Sonja Prosenc’s “Family Therapy” is a study of dysfunctional family ties spruced up with a slew of oddities. The emphasis is placed on splintered bonding, which is accentuated with the arrival of a stranger. Olivia (Katarina Stegnar) and Aleksander (Marko Mandic) lead a quiet, unbothered life in their plush mansion in the middle of the woods with their teenage daughter.

The sterility of the swanky Kralj house is constantly being focused on. A certain coldness seems to leak from the elegantly sober walls themselves. Chatter among them is clipped. Nevertheless, the family keeps up its appearance, and everything is perfectly fine. But it doesn’t take much of a provocation for the parents’ elaborately mannered lifestyle and habits to indicate signs of steady rupture that has long been in the offing. All it needed was someone to pop up and tip them over the edge, revealing the fractures, resentments, and repressed anxieties. The film opens with the sudden arrival of Aleks’ son from a previous relationship, Julien (Aliocha Schneider). He becomes the perfect trigger.

Julien is a misfit in the elite echelons where the Kraljs are ensconced. However, he doesn’t display the slightest bit of discomfort. Julien is sure of his roots. He knows the strength in it and fully embraces it. There’s no denial or awkwardness in him for having a humble background. Instead, he remains perfectly at home and unhesitant to go to such posh environs as well. The gulf between how he has been in his life and where he finds himself now doesn’t limit him but emboldens him to put forth a string of challenges to the family of three, who seem visibly stressed in accommodating an outlier like him.
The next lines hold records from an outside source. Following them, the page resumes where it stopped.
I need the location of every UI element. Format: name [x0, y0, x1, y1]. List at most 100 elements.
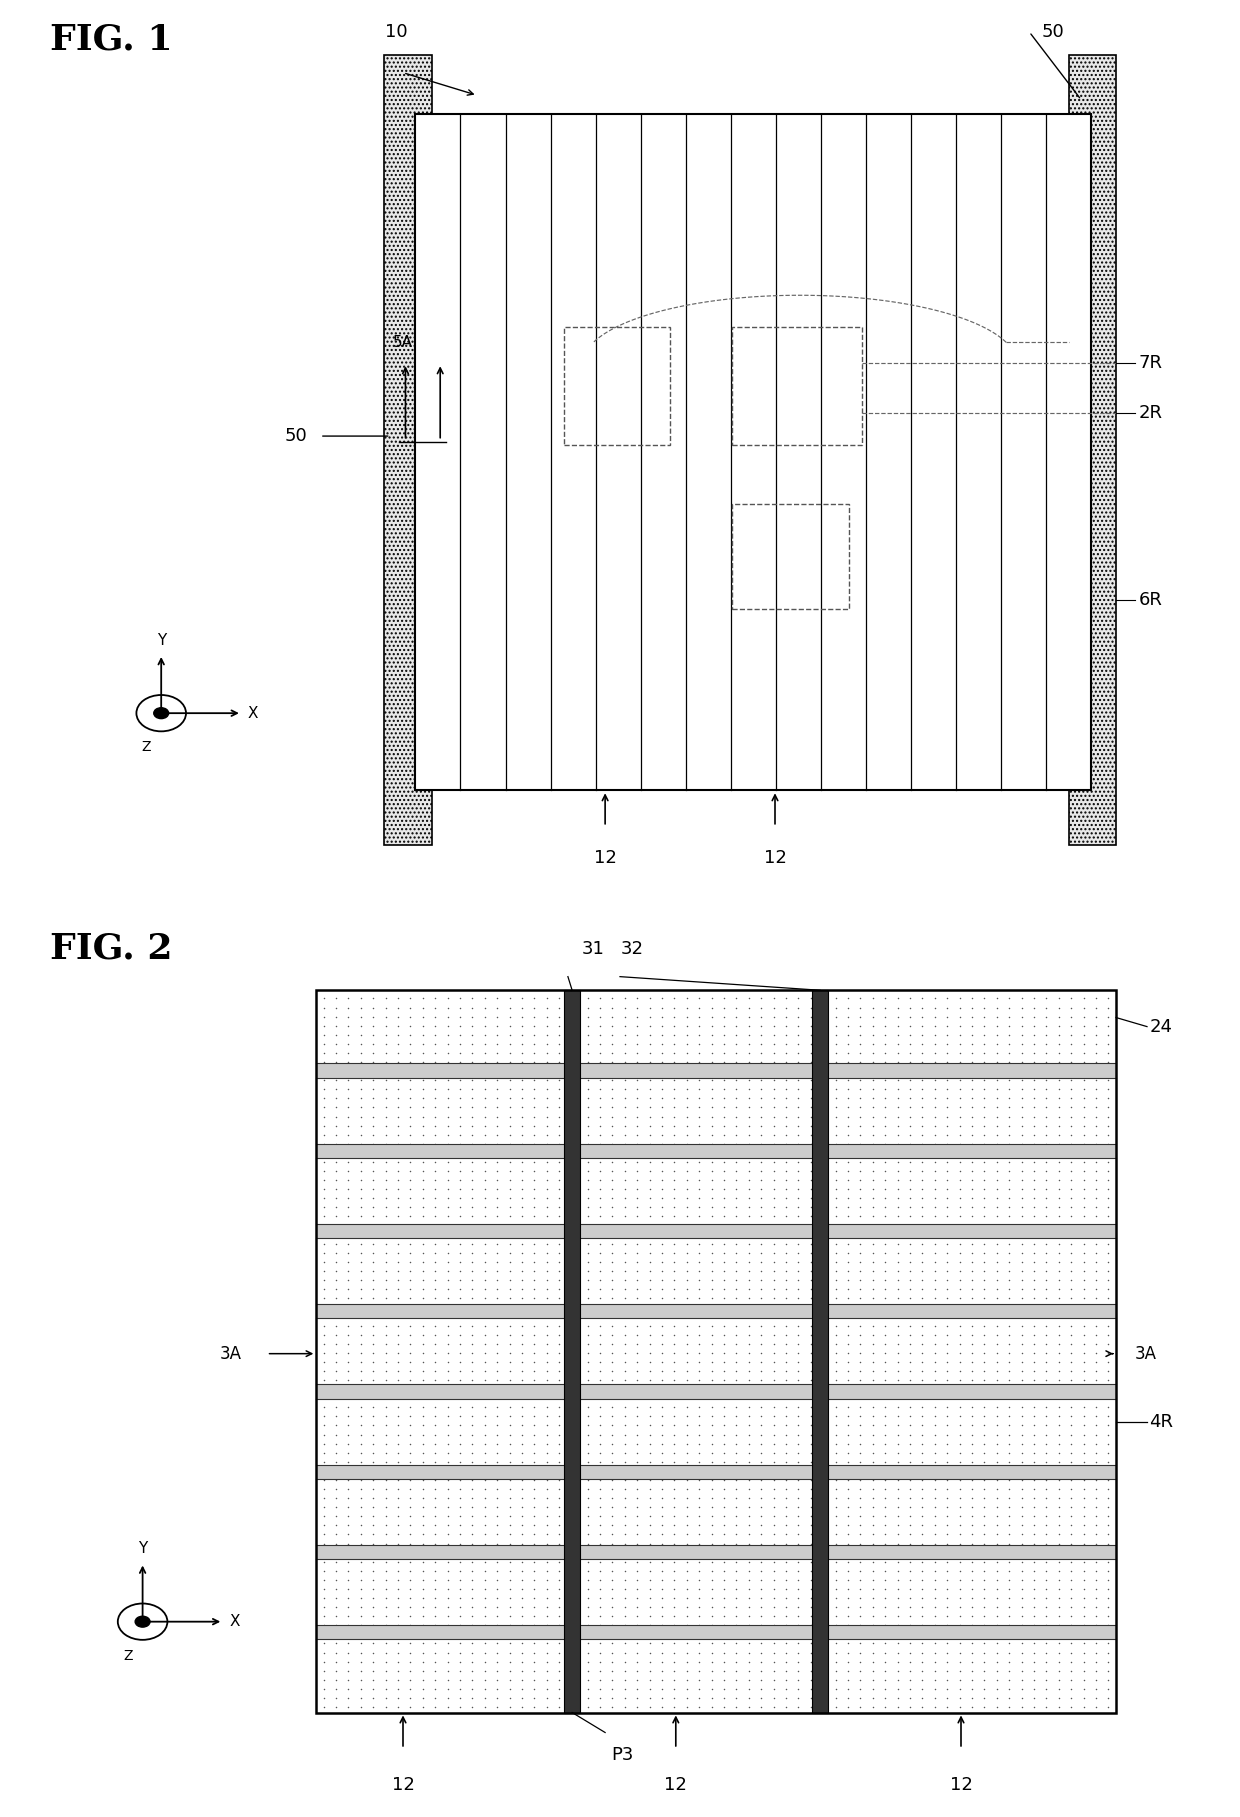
Point — [450, 1003, 470, 1032]
Point — [1012, 1176, 1032, 1205]
Point — [326, 1412, 346, 1441]
Point — [450, 1239, 470, 1268]
Point — [1037, 1530, 1056, 1559]
Point — [603, 1248, 622, 1277]
Point — [652, 1094, 672, 1123]
Point — [888, 1465, 908, 1494]
Point — [578, 1628, 598, 1657]
Point — [727, 994, 746, 1023]
Point — [1012, 1646, 1032, 1675]
Point — [689, 1276, 709, 1305]
Point — [1074, 1657, 1094, 1686]
Point — [863, 1412, 883, 1441]
Point — [525, 1148, 544, 1177]
Point — [987, 1157, 1007, 1187]
Point — [789, 1475, 808, 1504]
Point — [851, 1646, 870, 1675]
Point — [627, 1584, 647, 1613]
Point — [388, 1394, 408, 1423]
Point — [487, 1021, 507, 1050]
Point — [512, 1621, 532, 1650]
Point — [450, 1094, 470, 1123]
Point — [326, 1119, 346, 1150]
Point — [925, 1203, 945, 1232]
Point — [851, 1321, 870, 1350]
Point — [652, 1394, 672, 1423]
Point — [838, 1548, 858, 1577]
Point — [500, 1221, 520, 1250]
Point — [1074, 1394, 1094, 1423]
Point — [339, 1257, 358, 1286]
Point — [438, 1239, 458, 1268]
Point — [376, 1465, 396, 1494]
Point — [764, 1628, 784, 1657]
Point — [590, 1212, 610, 1241]
Point — [475, 1057, 495, 1087]
Point — [851, 1693, 870, 1723]
Point — [875, 1683, 895, 1712]
Point — [475, 1421, 495, 1450]
Point — [999, 1266, 1019, 1296]
Point — [975, 1566, 994, 1595]
Point — [789, 1339, 808, 1368]
Point — [500, 1185, 520, 1214]
Point — [1024, 1439, 1044, 1468]
Point — [500, 1057, 520, 1087]
Point — [702, 1430, 722, 1459]
Point — [475, 1639, 495, 1668]
Point — [578, 1221, 598, 1250]
Point — [677, 1148, 697, 1177]
Point — [401, 1203, 420, 1232]
Point — [475, 1566, 495, 1595]
Point — [1049, 1592, 1069, 1623]
Point — [665, 1048, 684, 1077]
Point — [739, 1157, 759, 1187]
Point — [578, 1203, 598, 1232]
Point — [1061, 1574, 1081, 1604]
Point — [900, 1475, 920, 1504]
Point — [363, 1421, 383, 1450]
Point — [603, 1403, 622, 1432]
Point — [702, 1339, 722, 1368]
Point — [1024, 1012, 1044, 1041]
Point — [603, 1639, 622, 1668]
Point — [1037, 1330, 1056, 1359]
Point — [1061, 1321, 1081, 1350]
Point — [851, 1612, 870, 1639]
Point — [314, 1385, 334, 1414]
Point — [549, 985, 569, 1014]
Point — [975, 1519, 994, 1548]
Point — [326, 1303, 346, 1332]
Point — [739, 1603, 759, 1632]
Point — [962, 1592, 982, 1623]
Point — [578, 1119, 598, 1150]
Point — [913, 1530, 932, 1559]
Point — [549, 1067, 569, 1096]
Point — [962, 1621, 982, 1650]
Point — [689, 1439, 709, 1468]
Point — [1024, 1512, 1044, 1541]
Point — [888, 1537, 908, 1566]
Point — [1099, 1664, 1118, 1693]
Point — [351, 1621, 371, 1650]
Point — [413, 1239, 433, 1268]
Point — [776, 1067, 796, 1096]
Point — [987, 1194, 1007, 1223]
Point — [475, 1465, 495, 1494]
Point — [512, 1683, 532, 1712]
Point — [351, 1628, 371, 1657]
Point — [987, 1212, 1007, 1241]
Bar — [828, 1143, 1116, 1157]
Point — [702, 1412, 722, 1441]
Point — [764, 1519, 784, 1548]
Point — [376, 1403, 396, 1432]
Point — [1012, 1639, 1032, 1668]
Point — [925, 985, 945, 1014]
Point — [937, 1339, 957, 1368]
Point — [537, 1137, 557, 1168]
Point — [937, 1494, 957, 1523]
Point — [838, 1067, 858, 1096]
Point — [640, 1112, 660, 1141]
Point — [838, 1094, 858, 1123]
Point — [925, 1693, 945, 1723]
Quickly, he starts inciting a rebellion of sorts and disrupting the façade of genteel control that pervades the house. Everyone seems to be wilfully tucking away their exhaustion at the wretchedness of the circumstances, but they don’t express it overtly. The dissatisfaction lingers around the edges of the dynamics, slinking nevertheless an undeniably abiding presence.

There’s a lot of curdled, thickly hidden hate and antagonism, ill will, and a severe mismatch in wavelengths between the couple and the parent-child equation. Their daughter, Agata (Mila Bezjak), fumes at them for homeschooling her after she was diagnosed with leukemia. Olivia and Aleks keep her fixedly at home. She pines for friendships, but her parents insist that only this arrangement can guarantee her safety. It’s best she sticks within the walls of the house.

Family Therapy (2024) ‘Sarajevo’ Movie Review
A still from “Family Therapy” (2024)

Olivia and Aleks are so deeply cooped up in their silo that any stranger who evinces the slightest trace of being from a markedly different class warrants immediate suspicion. So, when another family comes seeking shelter in the middle of the night, the Kraljs’ first impulse is to wholly ignore their desperate knocking on the door. The family’s car has broken down. The Kraljs speculate if they are refugees. The family is, in fact, the same one whom the Kraljs had passed earlier that day. Julien had been startled then at their deliberate obliviousness. Now, he takes charge of the situation. He steps forth and lets the disadvantaged family in.

The Kraljs, overtaken with deep-seated fear, even lock up the room they gave to the family for staying the night. The next morning, a surprised Julien lets them out. Upon seeing the family gone, Olivia and Aleks immediately inspect for any probable theft. This is only the first section in “Family Therapy,” which gradually unravels the disintegrating shockwaves within the elite family as each comes to terms with their individual blind spots, flaws, and aches.

Olivia reckons with her growing disinterest in her marriage, while Aleks cannot quite own up to the sustained rough patch in his writing. With a frequent, generous swell of Vivaldi and Purcell’s music, the drama is shaded with wacky, surreal doses, swinging erratically between tragic expressions and absurdly comic interruptions.

Transgressions occur aplenty; Prosenc tells the story with levity, mischief, and tendencies to kookily heighten a situation. The triumph of “Family Therapy” is in its adroit mix of cool compositions and bold, stylized leaps that bring and enhance a strange mood to the tale.

Family Therapy screened at the Sarajevo Film Festival 2024.